REHVA Press release, 9 February 2023

The European Parliament's Committee on Industry, Research and Energy (ITRE) adopted its position on the revision of the Energy Performance of Buildings Directive (EPBD) after long and difficult negotiations. The compromise amendments contain significant changes, and more ambitious targets than the EC recast proposal, including a new article on IEQ. However,  some derogations and possible loopholes were also included in the final compromise position. The EP will vote on the draft position during the 13-16 March plenary meeting, sealing the EP position for the following trialogue negotiations.

New article on indoor environmental quality

ITRE proposes a new Article 11a - Indoor environmental quality with mandatory requirements for  adequate IEQ standards in buildings to maintain a healthy indoor climate. The article lists comprehensive mandatory IEQ indicators, like defining indoor target pollutant limits, PM measurement and contains a mandate for the Commission to develop a delegated act establishing a methodology framework on IEQ standards.

Emission reduction targets and cost-optimal minimum energy performance requirements

The position proposes stricter emission reduction targets compared to the EP proposal. All new buildings should be zero-emission from 2028, while public buildings already from 2026. Existing residential buildings should achieve class E by 2030, and D by 2033, while non-residential and public buildings would have to achieve the same classes by 2027 and 2030 respectively, allowing members states derogation to exempt several building types, like historical buildings, technical buildings, or social housing, or adjust the targets for part of the building stock depending to technical or economical feasibility.
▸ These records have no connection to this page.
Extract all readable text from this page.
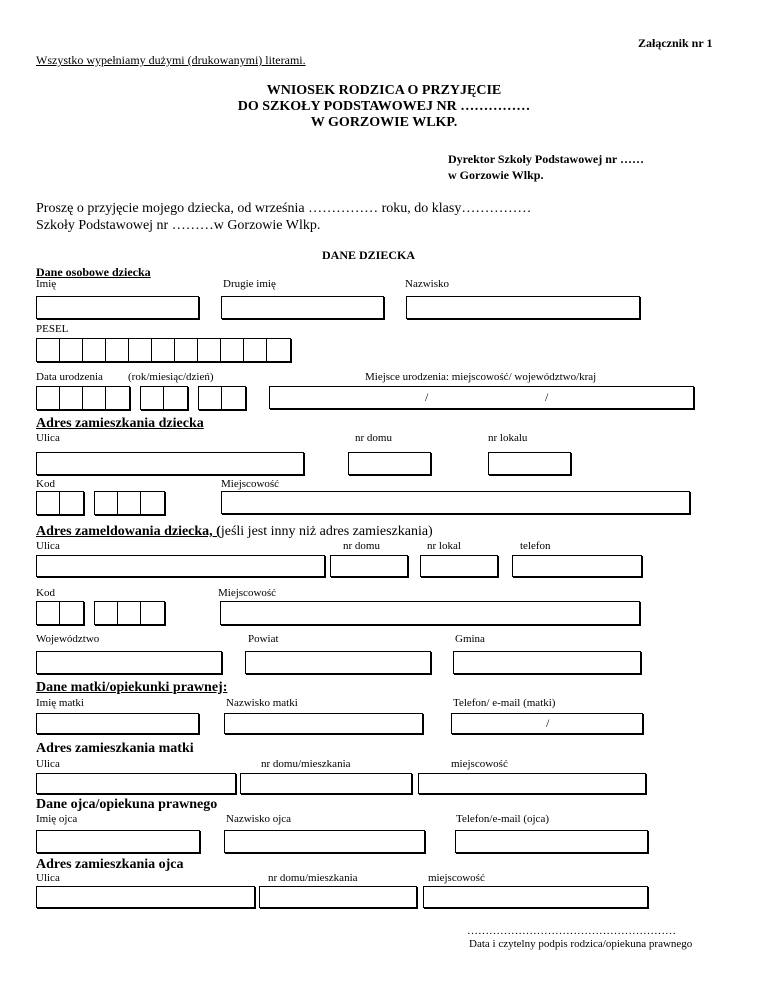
Załącznik nr 1
Wszystko wypełniamy dużymi (drukowanymi) literami.
WNIOSEK RODZICA O PRZYJĘCIE
DO SZKOŁY PODSTAWOWEJ NR ……………
W GORZOWIE WLKP.
Dyrektor Szkoły Podstawowej nr ……
w Gorzowie Wlkp.
Proszę o przyjęcie mojego dziecka, od września …………… roku, do klasy……………
Szkoły Podstawowej nr ………w Gorzowie Wlkp.
DANE DZIECKA
Dane osobowe dziecka
Imię	Drugie imię	Nazwisko
PESEL
Data urodzenia (rok/miesiąc/dzień)	Miejsce urodzenia: miejscowość/ województwo/kraj
/	/
Adres zamieszkania dziecka
Ulica	nr domu	nr lokalu
Kod	Miejscowość
Adres zameldowania dziecka, (jeśli jest inny niż adres zamieszkania)
Ulica	nr domu	nr lokal	telefon
Kod	Miejscowość
Województwo	Powiat	Gmina
Dane matki/opiekunki prawnej:
Imię matki	Nazwisko matki	Telefon/ e-mail (matki)
/
Adres zamieszkania matki
Ulica	nr domu/mieszkania	miejscowość
Dane ojca/opiekuna prawnego
Imię ojca	Nazwisko ojca	Telefon/e-mail (ojca)
Adres zamieszkania ojca
Ulica	nr domu/mieszkania	miejscowość
…………………………………………………
Data i czytelny podpis rodzica/opiekuna prawnego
MS should define cost-optimal minimum energy performance standards taking into account life-cycle Global Warming Potential (GWP). Cost-optimal levels may be adjusted as needed considering changes of energy prices, material, or labour costs. The proposal mandates the Commission to adopt a delegated act on a harmonised EU methodology framework for the calculation of life-cycle GWP.

Fossil fuel-based heating systems

The position bans fossil fuels heating systems by 2035, while proposes that MS should not authorise fossil fuels in heating systems in any new buildings, or those undergoing major or deep renovation form the transposition date of the recast directive. However, hybrid systems and boilers certified to run on renewable fuels, and other technical building systems not exclusively using fossil fuels are not considered fossil heating systems.

“Today’s ITRE vote approved ambitious targets for the decarbonisation of our buildings. REHVA #especially welcomes the proposed amendment on mandatory IEQ requirements, as REHVA has been advocating for this for many years. I hope that the amendments, including a mandate for a delegated act establishing an EU level methodology framework on IEQ assessment will be part of the final directive.” - said Anita Derjanecz, REHVA managing director after the ITRE vote. "The necessary rapid shift towards zero emission buildings and heating systems is a challenge, which needs strong political actions at EU and national level to phase out fossil fuels from heating. We need harmonised and transparent energy performance assessment methodologies using non-renewable primary energy as metric to favour renewable energy-based systems over fossil fuels.”